Padre nuestro, que has enseñado a perdonar para recibir tu perdón. Haz que siempre observemos esta ley y así merezcamos ser llamados y ser, en verdad, hijos tuyos. Por Jesucristo nuestro Señor.

Oración sobre las ofrendas
Señor, te ofrecemos, llenos de alegría, este sacrificio de alabanza con el que celebramos el triunfo de san Vicente, mártir, y, al presentártelo, nos gozamos de merecer su protección gloriosa. Por Jesucristo, nuestro Señor.
Super oblata
Hóstias tibi, Dómine, pro commemoratióne beáti mártyris tui N. offérimus, quem a Christi córporis unitáte nulla tentátio separávit. Per Christum.
PREFACIO COMÚN II
La salvación por Cristo
En verdad es justo y necesario, es nuestro deber y salvación darte gracias siempre y en todo lugar, Señor, Padre santo, Dios todopoderoso y eterno, que por amor creaste al hombre, y, aunque condenado justamente, con tu misericordia lo redimiste, por Cristo, Señor nuestro.
Por él, los ángeles alaban tu gloria, te adoran las dominaciones y tiemblan las potestades, los cielos, sus virtudes y los santos serafines te celebran unidos en común alegría.

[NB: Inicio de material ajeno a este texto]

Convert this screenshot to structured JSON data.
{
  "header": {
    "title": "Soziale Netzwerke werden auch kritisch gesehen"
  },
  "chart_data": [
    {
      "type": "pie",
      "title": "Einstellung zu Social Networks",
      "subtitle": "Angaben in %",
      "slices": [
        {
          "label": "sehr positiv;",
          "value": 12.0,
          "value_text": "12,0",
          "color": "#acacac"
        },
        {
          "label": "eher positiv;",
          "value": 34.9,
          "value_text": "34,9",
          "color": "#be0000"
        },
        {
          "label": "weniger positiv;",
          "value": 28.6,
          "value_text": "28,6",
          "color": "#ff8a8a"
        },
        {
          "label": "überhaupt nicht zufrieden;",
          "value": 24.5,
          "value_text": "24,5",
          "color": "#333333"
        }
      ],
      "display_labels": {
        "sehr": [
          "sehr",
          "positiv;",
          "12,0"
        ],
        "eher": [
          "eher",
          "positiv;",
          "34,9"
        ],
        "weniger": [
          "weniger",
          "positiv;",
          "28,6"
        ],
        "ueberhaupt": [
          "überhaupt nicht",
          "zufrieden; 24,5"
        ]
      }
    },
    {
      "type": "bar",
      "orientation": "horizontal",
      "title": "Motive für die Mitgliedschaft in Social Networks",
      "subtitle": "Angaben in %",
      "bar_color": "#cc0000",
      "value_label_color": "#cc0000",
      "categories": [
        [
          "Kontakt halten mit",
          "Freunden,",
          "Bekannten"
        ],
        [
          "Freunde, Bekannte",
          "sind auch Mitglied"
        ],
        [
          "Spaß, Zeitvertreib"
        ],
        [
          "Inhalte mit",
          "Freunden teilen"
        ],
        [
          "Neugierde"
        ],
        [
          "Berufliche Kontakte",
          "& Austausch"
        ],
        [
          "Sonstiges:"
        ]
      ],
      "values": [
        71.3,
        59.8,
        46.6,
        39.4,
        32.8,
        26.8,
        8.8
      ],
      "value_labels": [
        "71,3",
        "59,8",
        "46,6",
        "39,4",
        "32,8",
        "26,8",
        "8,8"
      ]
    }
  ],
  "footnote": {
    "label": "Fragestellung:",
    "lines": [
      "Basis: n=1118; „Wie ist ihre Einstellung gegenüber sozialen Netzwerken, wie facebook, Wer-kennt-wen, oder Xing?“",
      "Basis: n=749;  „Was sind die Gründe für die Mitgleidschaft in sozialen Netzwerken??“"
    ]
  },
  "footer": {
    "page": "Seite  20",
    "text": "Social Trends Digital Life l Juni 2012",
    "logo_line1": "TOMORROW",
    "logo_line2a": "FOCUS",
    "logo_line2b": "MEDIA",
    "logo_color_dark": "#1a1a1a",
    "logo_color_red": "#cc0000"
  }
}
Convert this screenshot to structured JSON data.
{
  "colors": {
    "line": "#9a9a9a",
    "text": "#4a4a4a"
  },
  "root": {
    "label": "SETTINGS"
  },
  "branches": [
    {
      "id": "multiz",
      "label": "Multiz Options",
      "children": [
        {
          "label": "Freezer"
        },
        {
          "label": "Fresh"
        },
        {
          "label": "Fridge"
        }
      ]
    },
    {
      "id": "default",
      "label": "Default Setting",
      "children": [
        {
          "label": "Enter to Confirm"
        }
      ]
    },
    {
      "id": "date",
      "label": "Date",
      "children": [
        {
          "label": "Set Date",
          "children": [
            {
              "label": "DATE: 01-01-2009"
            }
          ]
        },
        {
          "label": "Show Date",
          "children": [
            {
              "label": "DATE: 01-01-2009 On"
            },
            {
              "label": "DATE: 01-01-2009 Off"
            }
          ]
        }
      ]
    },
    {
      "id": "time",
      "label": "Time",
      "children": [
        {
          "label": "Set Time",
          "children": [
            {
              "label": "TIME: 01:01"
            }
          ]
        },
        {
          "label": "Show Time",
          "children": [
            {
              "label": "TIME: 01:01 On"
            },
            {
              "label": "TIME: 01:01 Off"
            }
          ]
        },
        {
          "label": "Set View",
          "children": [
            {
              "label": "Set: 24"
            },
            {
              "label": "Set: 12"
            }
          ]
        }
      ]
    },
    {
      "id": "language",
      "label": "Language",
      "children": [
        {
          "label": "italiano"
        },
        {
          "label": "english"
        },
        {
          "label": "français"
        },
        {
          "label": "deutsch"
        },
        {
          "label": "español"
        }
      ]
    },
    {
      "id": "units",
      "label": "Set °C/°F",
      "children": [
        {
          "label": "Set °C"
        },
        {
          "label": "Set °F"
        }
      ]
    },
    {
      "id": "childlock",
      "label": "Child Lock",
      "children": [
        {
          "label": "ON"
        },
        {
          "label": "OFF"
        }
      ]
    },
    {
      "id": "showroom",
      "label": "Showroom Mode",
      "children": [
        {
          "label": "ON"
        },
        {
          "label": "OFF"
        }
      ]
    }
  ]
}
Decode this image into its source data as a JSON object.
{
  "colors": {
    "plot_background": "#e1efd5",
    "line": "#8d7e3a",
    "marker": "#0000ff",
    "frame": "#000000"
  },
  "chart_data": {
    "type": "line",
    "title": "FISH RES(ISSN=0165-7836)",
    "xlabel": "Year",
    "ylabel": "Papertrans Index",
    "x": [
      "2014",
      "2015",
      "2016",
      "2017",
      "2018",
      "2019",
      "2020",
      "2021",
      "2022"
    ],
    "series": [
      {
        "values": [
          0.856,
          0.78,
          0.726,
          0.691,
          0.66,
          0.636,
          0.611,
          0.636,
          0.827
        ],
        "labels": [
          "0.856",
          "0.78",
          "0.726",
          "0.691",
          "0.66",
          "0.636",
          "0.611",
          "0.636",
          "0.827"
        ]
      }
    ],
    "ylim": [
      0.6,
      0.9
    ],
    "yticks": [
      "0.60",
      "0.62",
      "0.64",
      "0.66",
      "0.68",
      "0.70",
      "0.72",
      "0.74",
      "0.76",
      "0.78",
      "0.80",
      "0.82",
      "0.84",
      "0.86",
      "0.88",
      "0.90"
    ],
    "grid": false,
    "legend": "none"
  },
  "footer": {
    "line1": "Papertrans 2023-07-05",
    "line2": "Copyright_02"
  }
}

Permítenos asociarnos a sus voces cantando humildemente tu alabanza:
Santo, Santo, Santo...
PRAEFATIO COMMUNIS II
De salute per Christum
Vere dignum et iustum est, aequum et salutáre, nos tibi semper et ubíque grátias ágere: Dómine, sancte Pater, omnípotens aetérne Deus:
Qui bonitáte hóminem condidísti, ac iustítia damnátum misericórdia redemísti: per Christum Dóminum nostrum.
Per quem maiestátem tuam laudant Angeli, adórant Dominatiónes, tremunt Potestátes. Caeli caelorúmque Virtútes, ac beáta Séraphim, sócia exsultatióne concélebrant. Cum quibus et nostras voces ut admítti iúbeas, deprecámur, súpplici confessióne dicéntes:
Sanctus, Sanctus, Sanctus...
PLEGARIA EUCARÍSTICA II. PREX EUCHARÍSTICA II.
Antífona de comunión Cf. Jn 12, 26
El que quiera servirme, que me siga, dice el Señor, y donde esté yo, allí también estará mi servidor.
Vel: Jn 8, 12
Qui séquitur me, non ámbulat in ténebris, sed habébit lumen vitae, dicit Dóminus.
Oración después de la comunión
Te suplicamos, Señor, que el celestial alimento recibido nos comunique la misma fortaleza de espíritu que hizo a san Vicente ministro fiel en tu servicio y vencedor valiente en el martirio. Por Jesucristo, nuestro Señor.
Post communionem
Sacris, Dómine, recreáti mystériis, quaesumus, ut, miram beáti N. constántiam aemulántes, patiéntiae praemium cónsequi mereámur aetérnum. Per Christum.

MARTIROLOGIO

Elogios del día 23 de enero

1. En Cesarea de Mauritania (hoy Argelia), santos mártires Severiano y Aquila, esposos, que fueron quemados vivos (s. III).
2. En Roma, en el cementerio Mayor de la vía Nomentana, santa Emerenciana, mártir (c. s. IV).
3. En Ancira, ciudad de Galacia (hoy Turquía), santos Clemente, obispo, y Agatángelo, mártires (s. IV).
4*. En Teano, ciudad de la Campania (hoy Italia), conmemoración de san Amasio, obispo (c. 356).
5. En la ciudad de Toledo, en la Hispania Tarraconensis (hoy España), san Ildefonso, que fue monje y rector de su cenobio, y después elegido obispo. Autor fecundo de libros y de textos litúrgicos, se distinguió por su gran devoción hacia la santísima Virgen María, Madre de Dios (667).
6*. En Dampierre, cerca de Besançon, en Borgoña (hoy Francia), san Mainbodo, oriundo de Hibernia (hoy Irlanda), el cual, peregrino y eremita, fue asesinado por unos ladrones (c. s. VIII).
7. En la ciudad de Seúl, en Corea, san Andrés Chong (Tyong) Hwagyong, catequista y mártir, que colaboró con el santo obispo Lorenzo Imbert, haciendo de su casa un refugio para los cristianos y, por esta razón, fue herido cruelmente y estrangulado en la cárcel (1840).